YANGON, Burma (AP) — Burma journalists just getting used to their new era of freedom howled when the government announced plans for a media law that could lock many old restrictions back into place. Then, in the latest of many moves that never would have happened under the country’s old military rulers, the government backed off.
A bill restricting publishers, drawn up by the Ministry of Information without input from press groups, might yet become law. But journalists’ complaints helped scuttle plans to pass the legislation as soon as this week.
Now the changes won’t be considered until June at the earliest, and only after government officials consult with members of the media. The information minister, who had said “poisonous” publications had made new rules necessary, is to discuss the proposal with journalists Saturday.
“I think the minister finally understands that the media industry is totally against the draft,” said Zaw Thet Htwe, the editor of a health journal and a former political prisoner. “We cannot predict the outcome of our meeting on Saturday but we are happy that the minister listens to the views.”
A new law could have had a chilling effect on the media days before Burma is to allow private daily newspapers to operate for the first time since 1964. Other private publications such as weeklies are already allowed, but the April 1 return of private dailies has been hailed as another step toward greater press freedom and democratic change.
The publishing bill had been scheduled to be discussed this week in Parliament, which will adjourn Friday and reconvene in June. Zaw Thet Htwe said he learned Monday that the bill is now off the agenda.
Kyaw Min Swe, editor-in-chief of the private weekly The Voice, said the speaker of Parliament’s lower house did not allow debate on the legislation “because many media organizations have sent letters of criticism” to parliamentary officials. Legislators were in session until Monday evening and were not immediately available.
The proposed law would replace even tougher rules established in 1962 by the government of the late dictator Ne Win. The existing law allows the government to revoke licenses at any time and carries a maximum seven-year sentence for failing to register, though the current government has not used those provisions.
Journalists in Burma, also known as Myanmar, were regarded for decades as among the most restricted in the world, subjected to routine state surveillance, phone taps, imprisonment and censorship so intense that independent papers could not publish on a daily basis. Even photos of opposition leader and Nobel Peace laureate Aung San Suu Kyi were barred.

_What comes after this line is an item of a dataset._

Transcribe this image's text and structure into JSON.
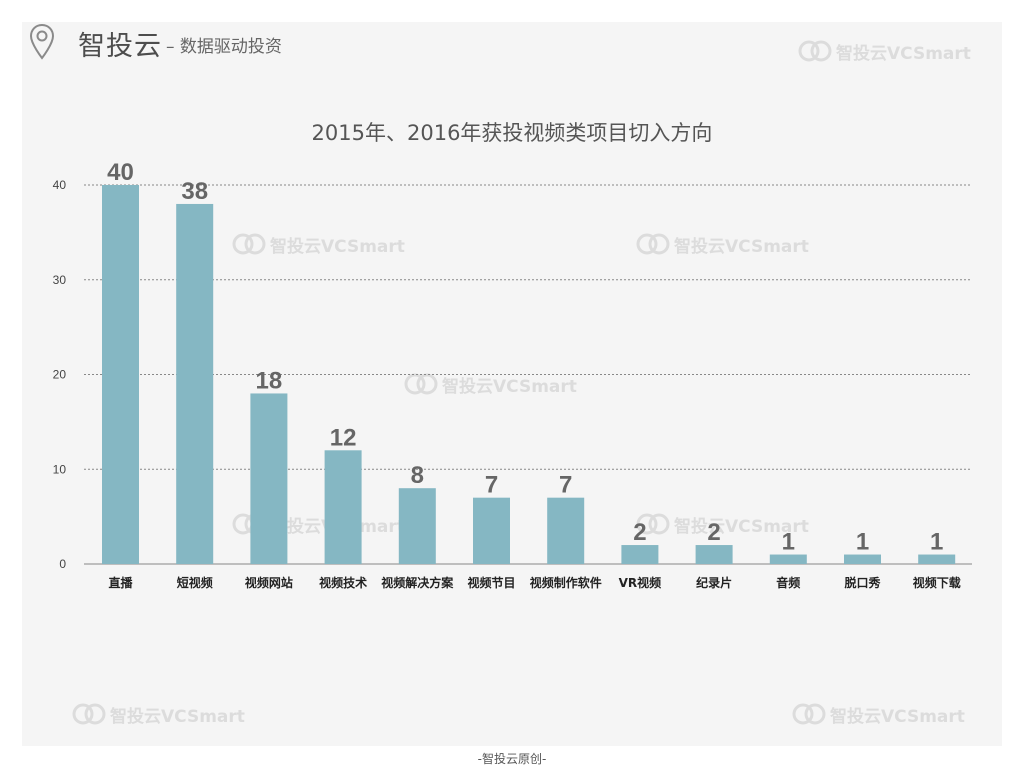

President Thein Sein’s elected government has significantly relaxed media controls since taking power in 2011, allowing reporters to print material that would have been unthinkable during the five previous decades of absolute military rule. The government closed the Information Ministry’s censorship bureau, which was known as the Press Scrutiny and Registration Department.
The government would have had little trouble pushing the publishing bill through this week if it had wanted to. Though a few dozen opposition politicians won office in a by-election last year, the ruling party commands a great majority in Parliament.
The bill would bar publishers from printing articles that “oppose and violate” the military-drafted 2008 constitution and articles that could undermine “law and order and incite unrest.”
It calls for up to six-month prison sentences for failing to register news publications with the government, and for the appointment of a new “registration official” who will be in charge of monitoring the media and issuing publishing licenses.
“This draft law is nothing but a mechanism to control the media,” Kyaw Min Swe said.
“If passed in the current form, the draft law will essentially replace Burma’s old censorship regime with a similarly repressive new one,” said Shawn Crispin, Southeast Asia representative for the Committee to Protect Journalists. “We urge lawmakers to amend this draft in a way that protects, not restricts, press freedom.”
Information Minister Aung Kyi has defended the draft bill, saying that since media censorship was abolished many new and “poisonous” publications have emerged.
He specifically referred to 46 publications that had run photographs that were “contrary to Burma’s cultural norms,” an apparent reference to scantily clad women that now appear regularly on magazine front pages. He also said there have been articles that “encouraged gambling” and others that had prompted complaints from a state-run Buddhist organization as going against Buddhist teachings.
The proposed law is “capable of decontaminating the poisoned printed matters without restricting freedom of the press,” the state-run New Light of Burma newspaper quoted Aung Kyi as saying when he submitted the bill to Parliament on March 8.
Journalists, however, note that the proposed law could go well beyond enforcing social norms and block media from publishing material critical of the government.
The legislation would protect a constitution that among other things bars Suu Kyi from seeking the presidency in elections set for 2015. The constitution bars anyone from the presidency whose spouse, child or parent holds foreign citizenship, a clause widely criticized as being tailored for Suu Kyi because her late husband was British, and her two sons hold British nationality.
Veteran journalist Win Tin, an 83-year-old former political prisoner, said the proposed media law would inevitably lead to self-censorship.
“Journalists will be too cautious to write stories about (proposed) amendments to the constitution,” Win Tin said. “It could be construed as opposing the constitution.”
After the bill was submitted, the Press Council, a government-formed group made up of journalists and government appointees, issued a statement calling for the parliamentary debate to be delayed until an amended version of the law can be drafted with input from media organizations.
Aung Kyi will meet Saturday with members of the council, which is drafting a separate press law that it says will protect journalists’ rights.